Beyond trial programs, Insurelinx already has some market validation: It had around $3 million in revenues in 2014, and Harris expects that figure to at least double in 2015. “It's been growing every month,” says Harris.

Insurelinx, from an office just south of downtown Sarasota, has 18 employees. That payroll includes five people hired last year, mostly in customer service roles. Harris seeks to hire several more software programmers, but finding the right people in Sarasota has been another challenge. He's worked with the Economic Development Corp. of Sarasota County for assistance there.

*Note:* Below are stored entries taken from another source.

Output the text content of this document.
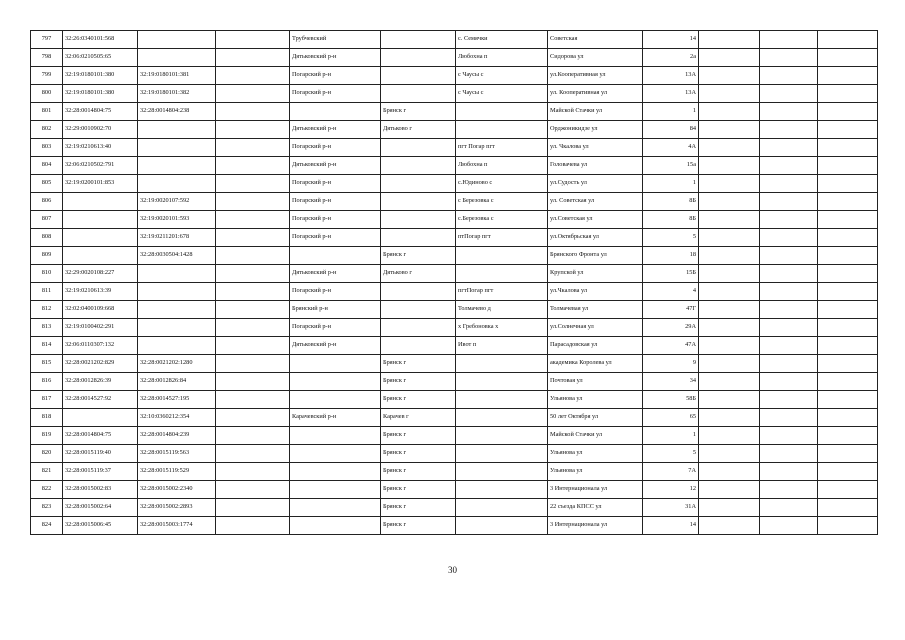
797	32:26:0340101:568			Трубчевский		с. Семячки	Советская	14			
798	32:06:0210505:65			Дятьковский р-н		Любохна п	Сидорова ул	2а			
799	32:19:0180101:380	32:19:0180101:381		Погарский р-н		с Чаусы с	ул.Кооперативная ул	13А			
800	32:19:0180101:380	32:19:0180101:382		Погарский р-н		с Чаусы с	ул. Кооперативная ул	13А			
801	32:28:0014804:75	32:28:0014804:238			Брянск г		Майской Стачки ул	1			
802	32:29:0010902:70			Дятьковский р-н	Дятьково г		Орджоникидзе ул	84			
803	32:19:0210613:40			Погарский р-н		пгт Погар пгт	ул. Чкалова ул	4А			
804	32:06:0210502:791			Дятьковский р-н		Любохна п	Головачева ул	15а			
805	32:19:0200101:853			Погарский р-н		с.Юдиново с	ул.Судость ул	1			
806		32:19:0020107:592		Погарский р-н		с Березовка с	ул. Советская ул	8Б			
807		32:19:0020101:593		Погарский р-н		с.Березовка с	ул.Советская ул	8Б			
808		32:19:0211201:678		Погарский р-н		птПогар пгт	ул.Октябрьская ул	5			
809		32:28:0030504:1428			Брянск г		Брянского Фронта ул	18			
810	32:29:0020108:227			Дятьковский р-н	Дятьково г		Крупской ул	15Б			
811	32:19:0210613:39			Погарский р-н		пгтПогар пгт	ул.Чкалова ул	4			
812	32:02:0400109:668			Брянский р-н		Толмачево д	Толмачевая ул	47Г			
813	32:19:0100402:291			Погарский р-н		х Гребоновка х	ул.Солнечная ул	29А			
814	32:06:0110307:132			Дятьковский р-н		Ивот п	Парасадовская ул	47А			
815	32:28:0021202:829	32:28:0021202:1280			Брянск г		академика Королева ул	9			
816	32:28:0012826:39	32:28:0012826:84			Брянск г		Почтовая ул	34			
817	32:28:0014527:92	32:28:0014527:195			Брянск г		Ульянова ул	58Б			
818		32:10:0360212:354		Карачевский р-н	Карачев г		50 лет Октября ул	65			
819	32:28:0014804:75	32:28:0014804:239			Брянск г		Майской Стачки ул	1			
820	32:28:0015119:40	32:28:0015119:563			Брянск г		Ульянова ул	5			
821	32:28:0015119:37	32:28:0015119:529			Брянск г		Ульянова ул	7А			
822	32:28:0015002:83	32:28:0015002:2340			Брянск г		3 Интернационала ул	12			
823	32:28:0015002:64	32:28:0015002:2893			Брянск г		22 съезда КПСС ул	31А			
824	32:28:0015006:45	32:28:0015003:1774			Брянск г		3 Интернационала ул	14			
30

A Jacksonville native, Harris moved to the Sarasota area in 2004 after working in construction and land development. He took a job with PBOA Risk Services, a Sarasota insurance firm run by his family. He says he was stunned when he discovered the workers' comp side of the industry had no software that could calculate a client's premium in real time using actual payroll data. Professional Employer
Organizations, he says, had that kind of model and that put insurance firms at a competitive disadvantage.

Harris left PBOA to launch Insurelinx in 2006, and he brought along a team of technology pros for the software side. He says he invested at least $5 million in the early going, from his own money, to bring InsurePay to market.

While Harris beams with confidence about the potential at Insurelinx, one worry looms. That comes from what bigger firms might do to thwart the company's progress in disrupting the old way of doing business. “ADP and Paychex are the enemy,” Harris says. “They don't want this service out there because it's a threat to them.”